In order to overcome this limitation I'm thinking about adding set of intrinsics
which will execute as a series of unordered atomic memory accesses.
To be more specific here is the definition I'm thinking about:
declare void @llvm.memcpy_atomic.p0i8.p0i8.i32(i8* <dest>, i8* <src>, i32 <num_elements>,
i32 <element_size>, i32 <align>, i1 <isvolatile>)

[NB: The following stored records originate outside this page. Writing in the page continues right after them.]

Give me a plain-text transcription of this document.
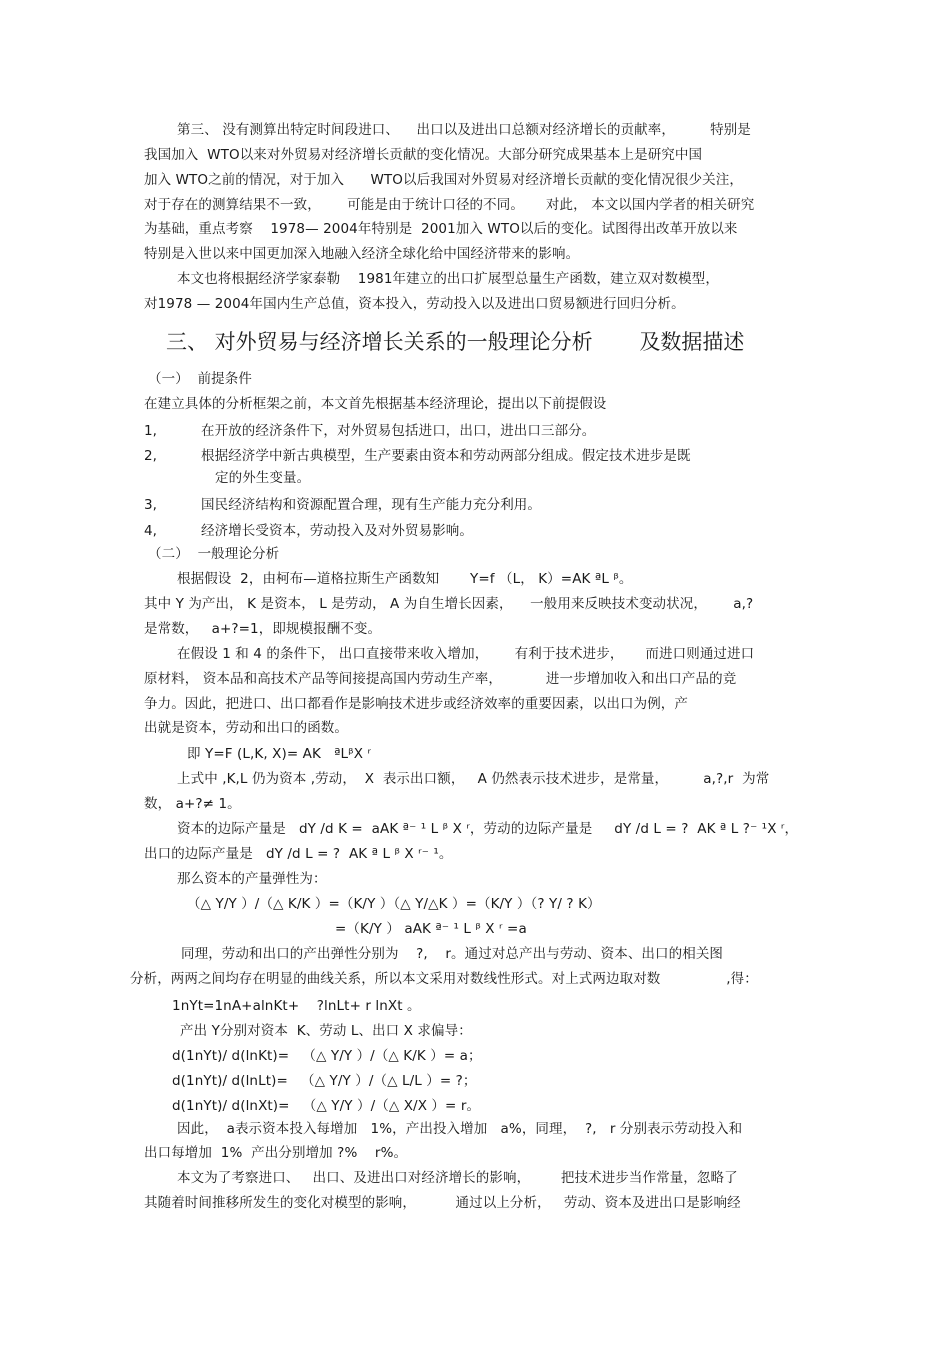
第三、 没有测算出特定时间段进口、    出口以及进出口总额对经济增长的贡献率，        特别是
我国加入  WTO以来对外贸易对经济增长贡献的变化情况。大部分研究成果基本上是研究中国
加入 WTO之前的情况，对于加入      WTO以后我国对外贸易对经济增长贡献的变化情况很少关注，
对于存在的测算结果不一致，      可能是由于统计口径的不同。     对此， 本文以国内学者的相关研究
为基础，重点考察    1978— 2004年特别是  2001加入 WTO以后的变化。试图得出改革开放以来
特别是入世以来中国更加深入地融入经济全球化给中国经济带来的影响。
本文也将根据经济学家泰勒    1981年建立的出口扩展型总量生产函数，建立双对数模型，
对1978 — 2004年国内生产总值，资本投入，劳动投入以及进出口贸易额进行回归分析。
三、 对外贸易与经济增长关系的一般理论分析       及数据描述
（一）  前提条件
在建立具体的分析框架之前，本文首先根据基本经济理论，提出以下前提假设
1,	在开放的经济条件下，对外贸易包括进口，出口，进出口三部分。
2,	根据经济学中新古典模型，生产要素由资本和劳动两部分组成。假定技术进步是既
定的外生变量。
3,	国民经济结构和资源配置合理，现有生产能力充分利用。
4,	经济增长受资本，劳动投入及对外贸易影响。
（二）  一般理论分析
根据假设  2，由柯布—道格拉斯生产函数知       Y=f （L， K）=AK ªL ᵝ。
其中 Y 为产出， K 是资本， L 是劳动， A 为自生增长因素，    一般用来反映技术变动状况，      a,?
是常数，   a+?=1，即规模报酬不变。
在假设 1 和 4 的条件下， 出口直接带来收入增加，      有利于技术进步，     而进口则通过进口
原材料， 资本品和高技术产品等间接提高国内劳动生产率，          进一步增加收入和出口产品的竞
争力。因此，把进口、出口都看作是影响技术进步或经济效率的重要因素，以出口为例，产
出就是资本，劳动和出口的函数。
即 Y=F (L,K, X)= AK   ªLᵝX ʳ
上式中 ,K,L 仍为资本 ,劳动，  X  表示出口额，   A 仍然表示技术进步，是常量，        a,?,r  为常
数， a+?≠ 1。
资本的边际产量是   dY /d K =  aAK ª⁻ ¹ L ᵝ X ʳ，劳动的边际产量是     dY /d L = ?  AK ª L ?⁻ ¹X ʳ，
出口的边际产量是   dY /d L = ?  AK ª L ᵝ X ʳ⁻ ¹。
那么资本的产量弹性为：
（△ Y/Y ）/（△ K/K ）=（K/Y ）（△ Y/△K ）=（K/Y ）（? Y/ ? K）
=（K/Y ） aAK ª⁻ ¹ L ᵝ X ʳ =a
同理，劳动和出口的产出弹性分别为    ?,    r。通过对总产出与劳动、资本、出口的相关图
分析，两两之间均存在明显的曲线关系，所以本文采用对数线性形式。对上式两边取对数               ,得：
1nYt=1nA+alnKt+    ?lnLt+ r lnXt 。
产出 Y分别对资本  K、劳动 L、出口 X 求偏导：
d(1nYt)/ d(lnKt)=   （△ Y/Y ）/（△ K/K ）= a；
d(1nYt)/ d(lnLt)=   （△ Y/Y ）/（△ L/L ）= ?；
d(1nYt)/ d(lnXt)=   （△ Y/Y ）/（△ X/X ）= r。
因此，  a表示资本投入每增加   1%，产出投入增加   a%，同理，  ?,   r 分别表示劳动投入和
出口每增加  1%  产出分别增加 ?%    r%。
本文为了考察进口、   出口、及进出口对经济增长的影响，       把技术进步当作常量，忽略了
其随着时间推移所发生的变化对模型的影响，         通过以上分析，   劳动、资本及进出口是影响经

It closelly mimicks original memcpy intrinsic. Only difference is that now we explicitly
specify element_size. Semantically memcpy_atomic is equivalent to the explicit IR loop
in which each load and store is marked as unordered atomic. This definition should give
sufficient freedom to the optimizer while allowing us to transform pre-existing IR loops
into this intrinsics. 'memcpy_atomic' will be lowered into '__memcpy_atomic' library call
(I'm not really certain about choosing function name). 'memset_atomic' and 'memmove_atomic'
both can be defined in a similar way.
It's tempting to model atomic behaviour by adding additional argument to the existing
intrinsics. However by doing so we will need to teach all relevant optimizations and
every backend on how to respect this new argument. This would not only be considerable
amount of work but it will also be quite error prone.
What do folks thik? Does this design makes sense? Would it be usefull for anyone
else developing for languages with similar to Java constraints?